Hello everyone,


Suppose I plot a histogram:
Code:
clear
set obs 10

g z = _n
replace z = 5 if _n > 5

hist z
Given the plotted histogram, I would like to generate two new variables:
  1. bin, giving the bin which a given observation belongs to.
  2. density, giving the density of the bin which the observation belongs to.
If I generated these two variables manually for the histogram plotted:
Code:
g correct_bin = 1 if inrange(_n, 1, 2)
replace correct_bin = 2 if _n == 3
replace correct_bin = 3 if _n >= 4

g correct_density = 0.15 if inrange(_n, 1, 2)
replace correct_density = 0.075 if _n == 3
replace correct_density = 0.525 if _n >= 4
I have tried using the command twoway__histogram_gen to create a solution. However, while my solution works in the above case it does not seem to work for example when:
  • Bins aren't just beside each other, that is for example bin 1 = [1,2) and bin 2 = [5,6)
  • Or even just when the sample size grows and the values of the z variable is continuous, then numerical issues quickly arise
I suspect a combination of twoway__histogram_gen and egen cut could be used to generate a correct solution, below follows my attempt which works for my toy example.
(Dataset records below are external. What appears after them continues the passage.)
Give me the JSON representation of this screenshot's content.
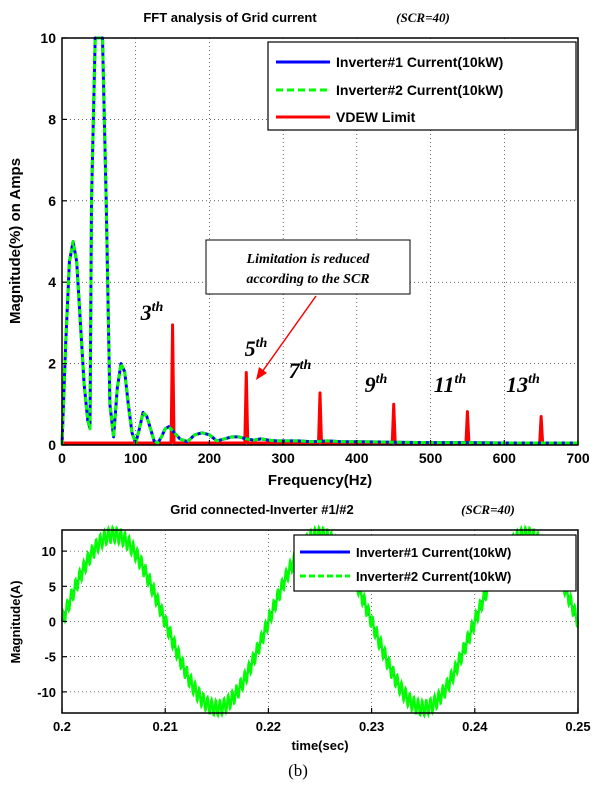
{
  "chart_data": [
    {
      "type": "line",
      "title": "FFT analysis of Grid current",
      "subtitle": "(SCR=40)",
      "xlabel": "Frequency(Hz)",
      "ylabel": "Magnitude(%)  on Amps",
      "xlim": [
        0,
        700
      ],
      "ylim": [
        0,
        10
      ],
      "xticks": [
        "0",
        "100",
        "200",
        "300",
        "400",
        "500",
        "600",
        "700"
      ],
      "yticks": [
        "0",
        "2",
        "4",
        "6",
        "8",
        "10"
      ],
      "grid": true,
      "legend_position": "top-right",
      "series": [
        {
          "name": "Inverter#1 Current(10kW)",
          "style": "solid",
          "color": "#0000ff",
          "x": [
            0,
            5,
            10,
            15,
            20,
            25,
            30,
            35,
            38,
            40,
            45,
            50,
            55,
            60,
            65,
            70,
            75,
            80,
            85,
            90,
            95,
            100,
            105,
            110,
            115,
            120,
            125,
            130,
            135,
            140,
            145,
            150,
            160,
            170,
            180,
            190,
            200,
            210,
            220,
            230,
            240,
            250,
            260,
            270,
            280,
            290,
            300,
            320,
            340,
            360,
            380,
            400,
            450,
            500,
            550,
            600,
            650,
            700
          ],
          "y": [
            0.0,
            2.5,
            4.5,
            5.0,
            4.5,
            3.0,
            1.5,
            0.6,
            0.4,
            6.0,
            10.0,
            10.0,
            10.0,
            6.0,
            1.0,
            0.2,
            1.4,
            2.0,
            1.8,
            1.0,
            0.3,
            0.05,
            0.4,
            0.8,
            0.7,
            0.4,
            0.1,
            0.05,
            0.2,
            0.4,
            0.45,
            0.35,
            0.15,
            0.08,
            0.25,
            0.3,
            0.25,
            0.1,
            0.15,
            0.2,
            0.2,
            0.15,
            0.12,
            0.15,
            0.12,
            0.1,
            0.1,
            0.1,
            0.08,
            0.1,
            0.08,
            0.08,
            0.07,
            0.06,
            0.06,
            0.05,
            0.05,
            0.05
          ]
        },
        {
          "name": "Inverter#2 Current(10kW)",
          "style": "dashed",
          "color": "#00ff00",
          "x": [
            0,
            5,
            10,
            15,
            20,
            25,
            30,
            35,
            38,
            40,
            45,
            50,
            55,
            60,
            65,
            70,
            75,
            80,
            85,
            90,
            95,
            100,
            105,
            110,
            115,
            120,
            125,
            130,
            135,
            140,
            145,
            150,
            160,
            170,
            180,
            190,
            200,
            210,
            220,
            230,
            240,
            250,
            260,
            270,
            280,
            290,
            300,
            320,
            340,
            360,
            380,
            400,
            450,
            500,
            550,
            600,
            650,
            700
          ],
          "y": [
            0.0,
            2.5,
            4.5,
            5.0,
            4.5,
            3.0,
            1.5,
            0.6,
            0.4,
            6.0,
            10.0,
            10.0,
            10.0,
            6.0,
            1.0,
            0.2,
            1.4,
            2.0,
            1.8,
            1.0,
            0.3,
            0.05,
            0.4,
            0.8,
            0.7,
            0.4,
            0.1,
            0.05,
            0.2,
            0.4,
            0.45,
            0.35,
            0.15,
            0.08,
            0.25,
            0.3,
            0.25,
            0.1,
            0.15,
            0.2,
            0.2,
            0.15,
            0.12,
            0.15,
            0.12,
            0.1,
            0.1,
            0.1,
            0.08,
            0.1,
            0.08,
            0.08,
            0.07,
            0.06,
            0.06,
            0.05,
            0.05,
            0.05
          ]
        },
        {
          "name": "VDEW Limit",
          "style": "solid",
          "color": "#ff0000",
          "baseline": 0.05,
          "spikes": [
            {
              "x": 150,
              "y": 2.95,
              "label": "3",
              "suffix": "th"
            },
            {
              "x": 250,
              "y": 1.78,
              "label": "5",
              "suffix": "th"
            },
            {
              "x": 350,
              "y": 1.28,
              "label": "7",
              "suffix": "th"
            },
            {
              "x": 450,
              "y": 1.0,
              "label": "9",
              "suffix": "th"
            },
            {
              "x": 550,
              "y": 0.82,
              "label": "11",
              "suffix": "th"
            },
            {
              "x": 650,
              "y": 0.7,
              "label": "13",
              "suffix": "th"
            }
          ]
        }
      ],
      "annotation": {
        "lines": [
          "Limitation is reduced",
          "according to the SCR"
        ]
      }
    },
    {
      "type": "line",
      "title": "Grid connected-Inverter #1/#2",
      "subtitle": "(SCR=40)",
      "xlabel": "time(sec)",
      "ylabel": "Magnitude(A)",
      "xlim": [
        0.2,
        0.25
      ],
      "ylim": [
        -13,
        13
      ],
      "xticks": [
        "0.2",
        "0.21",
        "0.22",
        "0.23",
        "0.24",
        "0.25"
      ],
      "yticks": [
        "-10",
        "-5",
        "0",
        "5",
        "10"
      ],
      "grid": true,
      "legend_position": "top-right",
      "frequency_hz": 50,
      "amplitude": 12.3,
      "ripple": 1.1,
      "series": [
        {
          "name": "Inverter#1 Current(10kW)",
          "style": "solid",
          "color": "#0000ff"
        },
        {
          "name": "Inverter#2 Current(10kW)",
          "style": "dashed",
          "color": "#00ff00"
        }
      ]
    }
  ],
  "caption": "(b)"
}
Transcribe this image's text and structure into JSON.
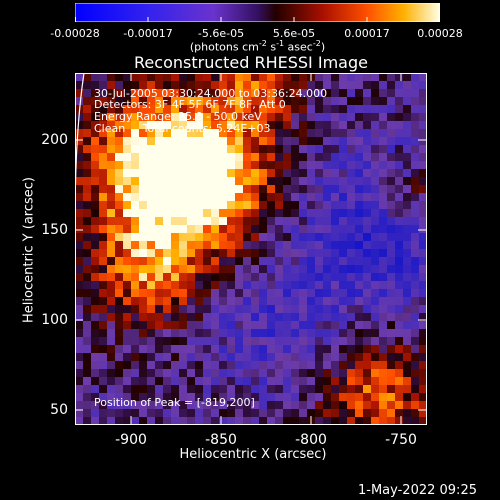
{
  "colorbar": {
    "ticks": [
      "-0.00028",
      "-0.00017",
      "-5.6e-05",
      "5.6e-05",
      "0.00017",
      "0.00028"
    ],
    "unit_main": "(photons cm",
    "unit_e1": "-2",
    "unit_s": " s",
    "unit_e2": "-1",
    "unit_asec": " asec",
    "unit_e3": "-2",
    "unit_close": ")"
  },
  "plot": {
    "title": "Reconstructed RHESSI Image",
    "xlabel": "Heliocentric X (arcsec)",
    "ylabel": "Heliocentric Y (arcsec)",
    "xticks": [
      "-900",
      "-850",
      "-800",
      "-750"
    ],
    "yticks": [
      "200",
      "150",
      "100",
      "50"
    ],
    "annotations": {
      "time_range": "30-Jul-2005 03:30:24.000 to 03:36:24.000",
      "detectors": "Detectors: 3F 4F 5F 6F 7F 8F, Att 0",
      "energy": "Energy Range: 25.0 - 50.0 keV",
      "clean": "Clean     Total counts: 5.24E+03",
      "peak": "Position of Peak = [-819,200]"
    }
  },
  "timestamp": "1-May-2022 09:25",
  "colors": {
    "background": "#000000",
    "text": "#ffffff",
    "limb": "#ffffff"
  }
}
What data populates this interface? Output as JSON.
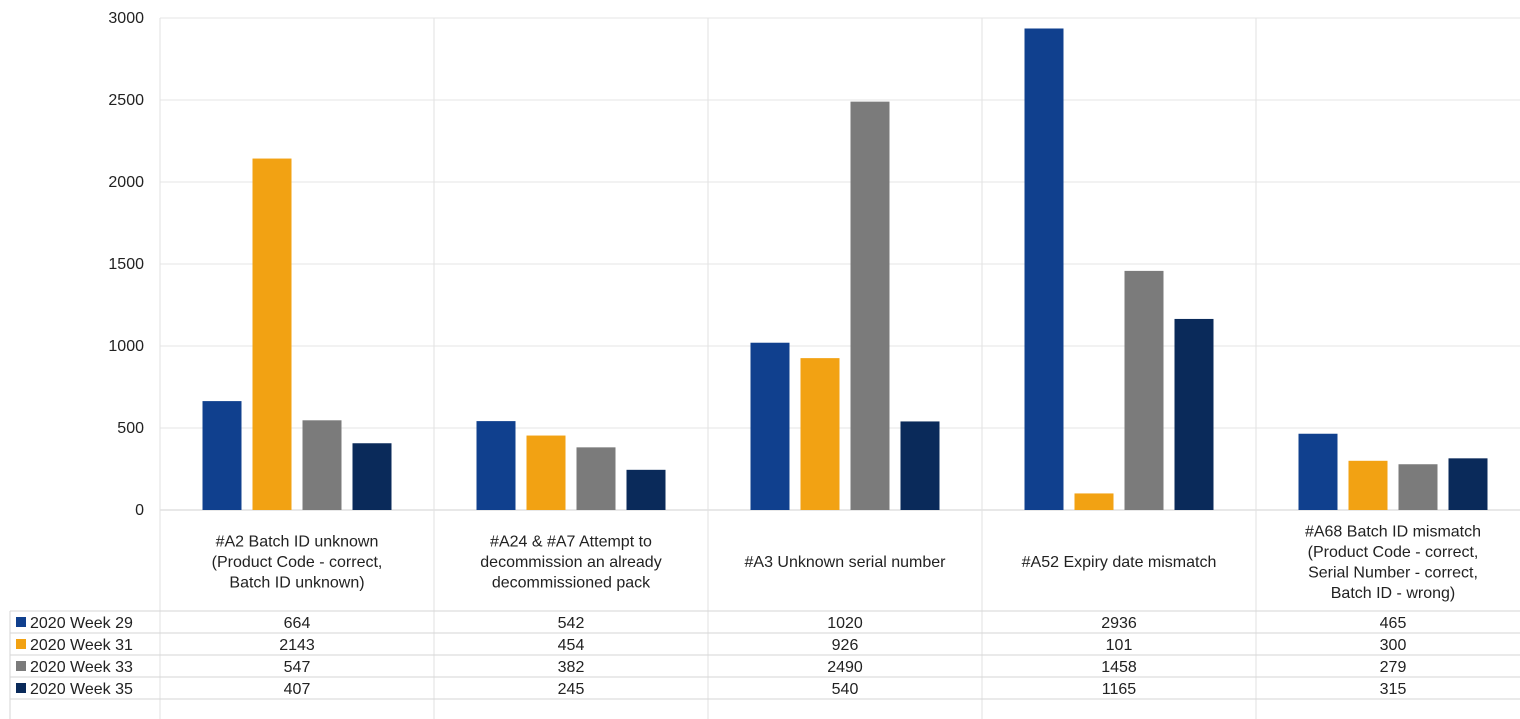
{
  "chart_data": {
    "type": "bar",
    "title": "",
    "xlabel": "",
    "ylabel": "",
    "ylim": [
      0,
      3000
    ],
    "yticks": [
      0,
      500,
      1000,
      1500,
      2000,
      2500,
      3000
    ],
    "grid": true,
    "legend_placement": "data-table-left",
    "categories": [
      [
        "#A2 Batch ID unknown",
        "(Product Code - correct,",
        "Batch ID unknown)"
      ],
      [
        "#A24 & #A7 Attempt to",
        "decommission an already",
        "decommissioned pack"
      ],
      [
        "#A3 Unknown serial number"
      ],
      [
        "#A52 Expiry date mismatch"
      ],
      [
        "#A68 Batch ID mismatch",
        "(Product Code - correct,",
        "Serial Number - correct,",
        "Batch ID - wrong)"
      ]
    ],
    "series": [
      {
        "name": "2020 Week 29",
        "color": "#10408e",
        "values": [
          664,
          542,
          1020,
          2936,
          465
        ]
      },
      {
        "name": "2020 Week 31",
        "color": "#f2a213",
        "values": [
          2143,
          454,
          926,
          101,
          300
        ]
      },
      {
        "name": "2020 Week 33",
        "color": "#7b7b7b",
        "values": [
          547,
          382,
          2490,
          1458,
          279
        ]
      },
      {
        "name": "2020 Week 35",
        "color": "#0a2a5a",
        "values": [
          407,
          245,
          540,
          1165,
          315
        ]
      }
    ]
  }
}
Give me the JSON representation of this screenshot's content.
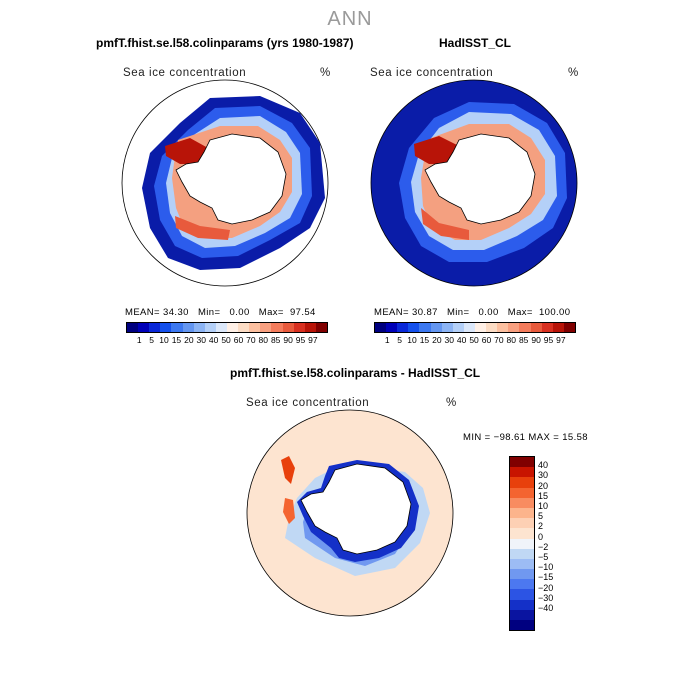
{
  "page": {
    "title": "ANN"
  },
  "panels": {
    "model": {
      "title": "pmfT.fhist.se.l58.colinparams (yrs 1980-1987)",
      "var_label": "Sea ice concentration",
      "units": "%",
      "stats": {
        "mean_label": "MEAN=",
        "mean": "34.30",
        "min_label": "Min=",
        "min": "0.00",
        "max_label": "Max=",
        "max": "97.54"
      }
    },
    "obs": {
      "title": "HadISST_CL",
      "var_label": "Sea ice concentration",
      "units": "%",
      "stats": {
        "mean_label": "MEAN=",
        "mean": "30.87",
        "min_label": "Min=",
        "min": "0.00",
        "max_label": "Max=",
        "max": "100.00"
      }
    },
    "diff": {
      "title": "pmfT.fhist.se.l58.colinparams - HadISST_CL",
      "var_label": "Sea ice concentration",
      "units": "%",
      "minmax": "MIN = −98.61  MAX =  15.58"
    }
  },
  "colorbar_abs": {
    "colors": [
      "#000080",
      "#0000b8",
      "#0a28d8",
      "#1450ec",
      "#3c78f0",
      "#6496f0",
      "#8cb4f4",
      "#b4d0f8",
      "#dce8fa",
      "#fff0e6",
      "#fcdcc4",
      "#fcc0a0",
      "#f8a080",
      "#f47c5c",
      "#e85a3c",
      "#d83020",
      "#b81408",
      "#800000"
    ],
    "labels": [
      "1",
      "5",
      "10",
      "15",
      "20",
      "30",
      "40",
      "50",
      "60",
      "70",
      "80",
      "85",
      "90",
      "95",
      "97"
    ]
  },
  "colorbar_diff": {
    "colors": [
      "#800000",
      "#c81400",
      "#e8400c",
      "#f46430",
      "#f88c60",
      "#fcb48c",
      "#fdd0b4",
      "#fde4d0",
      "#f0f4fa",
      "#c0d8f4",
      "#9cbcf4",
      "#7098f0",
      "#4c78f0",
      "#2c54e4",
      "#1430c8",
      "#0a14a0",
      "#000080"
    ],
    "labels": [
      "40",
      "30",
      "20",
      "15",
      "10",
      "5",
      "2",
      "0",
      "−2",
      "−5",
      "−10",
      "−15",
      "−20",
      "−30",
      "−40"
    ]
  }
}
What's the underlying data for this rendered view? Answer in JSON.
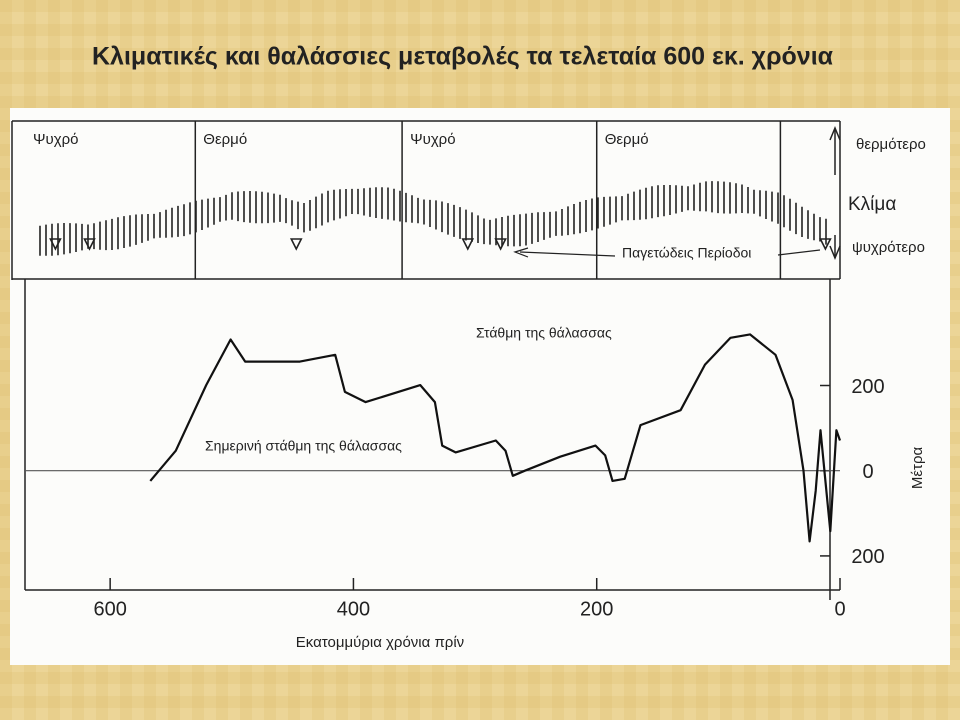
{
  "slide_title": "Κλιματικές και θαλάσσιες μεταβολές τα τελεταία 600 εκ. χρόνια",
  "chart_data": {
    "type": "line",
    "series": [
      {
        "name": "Στάθμη της θάλασσας",
        "color": "#111111",
        "x": [
          567,
          546,
          521,
          501,
          489,
          444,
          415,
          407,
          390,
          345,
          333,
          327,
          316,
          283,
          275,
          269,
          259,
          230,
          201,
          193,
          187,
          177,
          164,
          131,
          111,
          90,
          74,
          53,
          39,
          30,
          25,
          20,
          16,
          12,
          8,
          3,
          0
        ],
        "values": [
          -24,
          47,
          201,
          308,
          256,
          256,
          272,
          185,
          161,
          201,
          161,
          59,
          43,
          71,
          47,
          -12,
          0,
          33,
          59,
          36,
          -24,
          -19,
          107,
          142,
          249,
          312,
          320,
          272,
          166,
          0,
          -166,
          -47,
          95,
          -24,
          -142,
          95,
          71
        ]
      }
    ],
    "reference_line": {
      "value": 0,
      "label": "Σημερινή στάθμη της θάλασσας"
    },
    "xlim": [
      670,
      0
    ],
    "xticks": [
      600,
      400,
      200,
      0
    ],
    "ylim": [
      -280,
      450
    ],
    "yticks": [
      {
        "value": -200,
        "label": "200"
      },
      0,
      200
    ],
    "x_label": "Εκατομμύρια χρόνια πρίν",
    "y_label": "Μέτρα",
    "climate": {
      "periods": [
        "Ψυχρό",
        "Θερμό",
        "Ψυχρό",
        "Θερμό"
      ],
      "boundaries": [
        530,
        360,
        200,
        49
      ],
      "x": [
        670,
        600,
        540,
        500,
        460,
        440,
        420,
        400,
        370,
        330,
        290,
        260,
        230,
        200,
        150,
        110,
        80,
        50,
        30,
        10,
        0
      ],
      "values": [
        -1,
        -0.7,
        -0.1,
        0.5,
        0.4,
        0.0,
        0.5,
        0.7,
        0.6,
        0.1,
        -0.6,
        -0.5,
        -0.2,
        0.2,
        0.7,
        0.9,
        0.8,
        0.4,
        -0.2,
        -0.6,
        -0.7
      ],
      "glacial_periods": [
        645,
        617,
        447,
        306,
        279,
        12
      ],
      "glacial_label": "Παγετώδεις Περίοδοι",
      "title": "Κλίμα",
      "warmer": "θερμότερο",
      "colder": "ψυχρότερο"
    }
  }
}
I first outline the ideas and then provide the code:
  1. Use twoway__histogram_gen to find the midpoint of each bin.
  2. Adjust the midpoints to be the start points of the bins.
  3. Create new variables x_v which are constant to the start point of bin v.
  4. Check which interval [x_v, x_{v+1}) each observation belongs to.a
  5. Find the corresponding density of that bin.
Here is the code with each step labelled as in the description above:
Code:
* 1, finding midpoints
twoway__histogram_gen z, gen(y x)

* 2, adjusting midpoints to start points
local adjust = (x[2] - x[1]) / 2
replace x = x - `adjust'

* 3, generating variables constant to startpoints
count if x != .
local N = r(N)
forvalues v = 1/`=`N'+1' {
    g x_`v' = x[`v']
}

* 4, finding bin of each observation
g new_bin = .
forvalues v = 1/`N' {
    replace new_bin = `v' if x_`v' <= z & z < x_`=`v'+1'
}

* 5, finding density of the bin
g new_density = .
forvalues v = 1/`N' {
    replace new_density = y[`v'] if new_bin == `v'
}
Checking so this has given the correct solution:
Code:
assert correct_bin == new_bin
assert correct_density == new_density
Finally, note that by browsing the data we see rounding already becoming a slight problem since we have x_1 == .99999994 instead of x_1 == 1.


Thanks in advance for help!
Simon


aI'm not sure that the histogram bins of Stata are indeed of the form [x_v, x_{v+1}) (i.e., closed-open) but my investigations indicate this is true (the final bin having endpoint infinity).